There are some smaller format photos currently on my Wool Jersey site at  http://www.wooljersey.com/gallery/v/Walter/1/  Within the next few days I will have larger format photos, that will enlarge still further, up on the same site.

This bike has serial number 83122 stamped on the Cinelli bottom bracket. The seat tube is 54 c-c and the top tube is 55 c-c. It has Cinelli Criterium bars (65 - 40) and 170 cranks. It is all Super Record, except for Dia Compe brake levers, and has Wolber rims and a Concor saddle (all as original on the team bikes). 

The only negative on the bike is that the stickers on one side are worn (a prior owner tried to retouch them) and some of the others have been removed.  I have recently provided Greg Softley (CycleMondo in Australia) the info needed to clone the original decals/stickers (dimensions and extensive photos).  The paint is original.

This is a real piece of American cycling history. See the March/April 2008 issue of Road Bike Action magazine for more information on the bikes and the 7-11 Team.

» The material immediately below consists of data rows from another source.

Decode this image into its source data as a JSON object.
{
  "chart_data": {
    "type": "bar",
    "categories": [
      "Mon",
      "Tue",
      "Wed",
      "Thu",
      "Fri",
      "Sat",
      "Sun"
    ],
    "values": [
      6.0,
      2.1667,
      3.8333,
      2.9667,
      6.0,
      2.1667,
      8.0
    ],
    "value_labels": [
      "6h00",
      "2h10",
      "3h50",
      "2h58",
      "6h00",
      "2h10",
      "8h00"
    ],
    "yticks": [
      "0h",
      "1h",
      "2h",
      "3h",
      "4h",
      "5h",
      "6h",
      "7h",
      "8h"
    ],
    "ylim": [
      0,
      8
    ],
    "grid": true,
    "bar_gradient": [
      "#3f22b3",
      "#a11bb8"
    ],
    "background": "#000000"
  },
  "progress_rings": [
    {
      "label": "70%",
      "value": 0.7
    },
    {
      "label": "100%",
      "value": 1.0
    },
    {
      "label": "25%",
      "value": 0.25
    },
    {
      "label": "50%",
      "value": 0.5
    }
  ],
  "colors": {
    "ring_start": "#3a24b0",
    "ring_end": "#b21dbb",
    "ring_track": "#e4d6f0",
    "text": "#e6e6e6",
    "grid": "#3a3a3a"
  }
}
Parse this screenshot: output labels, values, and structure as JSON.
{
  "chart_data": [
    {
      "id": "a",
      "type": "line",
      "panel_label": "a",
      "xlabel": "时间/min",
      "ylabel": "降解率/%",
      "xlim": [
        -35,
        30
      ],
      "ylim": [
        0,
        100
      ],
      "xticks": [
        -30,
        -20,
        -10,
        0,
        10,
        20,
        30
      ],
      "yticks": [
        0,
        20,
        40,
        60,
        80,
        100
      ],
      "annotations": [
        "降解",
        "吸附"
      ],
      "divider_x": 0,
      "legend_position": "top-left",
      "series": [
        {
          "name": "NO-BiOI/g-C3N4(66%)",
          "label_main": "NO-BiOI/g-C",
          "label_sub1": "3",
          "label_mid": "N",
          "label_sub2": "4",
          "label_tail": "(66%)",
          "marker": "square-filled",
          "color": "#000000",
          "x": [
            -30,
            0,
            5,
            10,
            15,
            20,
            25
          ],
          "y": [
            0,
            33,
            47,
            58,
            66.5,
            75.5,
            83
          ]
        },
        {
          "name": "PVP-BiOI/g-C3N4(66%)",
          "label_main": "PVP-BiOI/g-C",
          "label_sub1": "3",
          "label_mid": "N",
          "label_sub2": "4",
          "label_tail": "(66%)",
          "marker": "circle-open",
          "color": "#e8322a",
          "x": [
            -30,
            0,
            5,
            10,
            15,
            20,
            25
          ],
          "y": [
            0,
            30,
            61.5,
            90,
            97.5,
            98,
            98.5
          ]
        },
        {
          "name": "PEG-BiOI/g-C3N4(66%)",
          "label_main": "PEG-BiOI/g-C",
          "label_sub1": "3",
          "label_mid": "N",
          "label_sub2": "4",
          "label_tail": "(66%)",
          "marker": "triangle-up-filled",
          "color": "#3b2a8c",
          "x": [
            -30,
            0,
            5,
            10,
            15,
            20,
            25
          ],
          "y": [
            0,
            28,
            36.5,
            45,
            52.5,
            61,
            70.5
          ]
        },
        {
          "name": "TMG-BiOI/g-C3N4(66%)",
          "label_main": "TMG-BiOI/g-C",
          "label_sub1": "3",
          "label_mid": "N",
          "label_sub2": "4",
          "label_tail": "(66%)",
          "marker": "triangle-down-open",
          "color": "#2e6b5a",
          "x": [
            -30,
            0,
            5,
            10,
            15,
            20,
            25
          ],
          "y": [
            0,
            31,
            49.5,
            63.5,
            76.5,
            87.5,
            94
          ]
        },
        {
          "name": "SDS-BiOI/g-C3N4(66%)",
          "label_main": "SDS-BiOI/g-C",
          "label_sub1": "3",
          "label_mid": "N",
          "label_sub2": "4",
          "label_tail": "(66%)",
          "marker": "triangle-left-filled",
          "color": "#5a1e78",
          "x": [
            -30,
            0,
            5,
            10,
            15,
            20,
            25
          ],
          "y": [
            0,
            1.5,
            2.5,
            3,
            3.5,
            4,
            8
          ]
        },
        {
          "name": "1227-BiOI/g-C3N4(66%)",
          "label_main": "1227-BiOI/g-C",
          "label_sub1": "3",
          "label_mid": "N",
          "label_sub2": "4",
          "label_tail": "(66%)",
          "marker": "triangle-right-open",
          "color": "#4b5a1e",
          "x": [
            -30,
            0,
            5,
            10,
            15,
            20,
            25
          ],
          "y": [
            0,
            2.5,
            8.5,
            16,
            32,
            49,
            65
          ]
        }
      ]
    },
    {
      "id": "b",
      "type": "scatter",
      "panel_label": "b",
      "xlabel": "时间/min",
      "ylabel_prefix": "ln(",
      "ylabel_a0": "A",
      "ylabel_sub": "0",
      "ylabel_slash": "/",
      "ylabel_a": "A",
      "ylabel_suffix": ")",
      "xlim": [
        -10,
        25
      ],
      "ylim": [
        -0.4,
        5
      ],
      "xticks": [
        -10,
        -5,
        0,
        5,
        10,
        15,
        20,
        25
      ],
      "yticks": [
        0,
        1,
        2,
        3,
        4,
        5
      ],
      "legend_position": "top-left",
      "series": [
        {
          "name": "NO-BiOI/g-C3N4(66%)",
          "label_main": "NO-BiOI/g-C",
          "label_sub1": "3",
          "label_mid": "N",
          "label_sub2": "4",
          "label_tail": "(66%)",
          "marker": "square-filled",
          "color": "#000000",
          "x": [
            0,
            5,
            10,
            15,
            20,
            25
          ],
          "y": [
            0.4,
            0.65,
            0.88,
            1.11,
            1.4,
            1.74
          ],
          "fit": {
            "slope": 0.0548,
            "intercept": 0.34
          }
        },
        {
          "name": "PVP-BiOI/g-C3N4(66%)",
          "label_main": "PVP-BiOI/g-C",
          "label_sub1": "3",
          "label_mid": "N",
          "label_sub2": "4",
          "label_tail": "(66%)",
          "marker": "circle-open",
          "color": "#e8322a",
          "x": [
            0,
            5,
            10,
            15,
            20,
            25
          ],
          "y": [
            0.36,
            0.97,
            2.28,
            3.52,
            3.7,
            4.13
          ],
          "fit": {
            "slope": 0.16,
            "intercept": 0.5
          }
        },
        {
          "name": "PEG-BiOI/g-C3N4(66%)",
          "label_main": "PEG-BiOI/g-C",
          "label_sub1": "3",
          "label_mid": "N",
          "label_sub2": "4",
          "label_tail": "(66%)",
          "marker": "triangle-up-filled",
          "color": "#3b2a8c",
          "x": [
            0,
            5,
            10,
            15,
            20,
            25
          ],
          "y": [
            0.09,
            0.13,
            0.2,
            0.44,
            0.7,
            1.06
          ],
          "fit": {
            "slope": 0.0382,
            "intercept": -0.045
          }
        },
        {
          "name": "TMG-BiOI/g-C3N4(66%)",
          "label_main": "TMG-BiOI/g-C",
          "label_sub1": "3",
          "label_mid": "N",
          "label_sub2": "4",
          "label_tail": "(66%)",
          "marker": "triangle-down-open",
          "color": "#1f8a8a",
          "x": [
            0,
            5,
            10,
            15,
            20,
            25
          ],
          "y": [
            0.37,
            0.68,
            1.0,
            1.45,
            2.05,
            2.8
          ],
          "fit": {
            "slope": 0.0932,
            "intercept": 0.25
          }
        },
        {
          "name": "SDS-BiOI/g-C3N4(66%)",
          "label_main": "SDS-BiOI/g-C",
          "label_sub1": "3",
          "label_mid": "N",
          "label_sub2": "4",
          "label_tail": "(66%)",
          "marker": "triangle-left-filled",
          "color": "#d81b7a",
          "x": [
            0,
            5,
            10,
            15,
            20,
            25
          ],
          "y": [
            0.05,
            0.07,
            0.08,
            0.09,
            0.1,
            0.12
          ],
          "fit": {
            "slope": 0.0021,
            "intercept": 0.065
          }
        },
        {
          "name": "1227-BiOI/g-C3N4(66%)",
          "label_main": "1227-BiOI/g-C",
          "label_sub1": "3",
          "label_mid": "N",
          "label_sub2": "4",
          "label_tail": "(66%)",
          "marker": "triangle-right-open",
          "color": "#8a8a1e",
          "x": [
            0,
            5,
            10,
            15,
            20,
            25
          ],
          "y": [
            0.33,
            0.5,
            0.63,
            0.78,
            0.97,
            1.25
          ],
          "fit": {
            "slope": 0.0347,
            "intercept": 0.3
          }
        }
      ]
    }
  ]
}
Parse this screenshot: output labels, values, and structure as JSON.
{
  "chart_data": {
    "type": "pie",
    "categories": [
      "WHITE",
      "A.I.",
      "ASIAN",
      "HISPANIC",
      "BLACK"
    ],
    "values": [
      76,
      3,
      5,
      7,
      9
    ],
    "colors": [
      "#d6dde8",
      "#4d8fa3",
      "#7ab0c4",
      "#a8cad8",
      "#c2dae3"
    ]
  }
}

Let me know if you have any questions or interest in the bike.  I have it priced at $1995.  The bike will be professionally packed in a new style, super strong Trek Madone bike box by a local bike shop for shipping. There will be a $40 charge for the packing/handling plus actual shipping charges to your address. I ship FedEx Ground at a preferred (lower) rate. 

Walter
Tucson AZ


----------



## Walter (May 11, 2008)

I now have larger, better resolution photos of the bike, which will enlarge still further, up on my Wool Jersey site at:

http://www.wooljersey.com/gallery/v/Walter/1/


----------



## Walter (May 15, 2008)

The bike is sold...thanks for the interest.


----------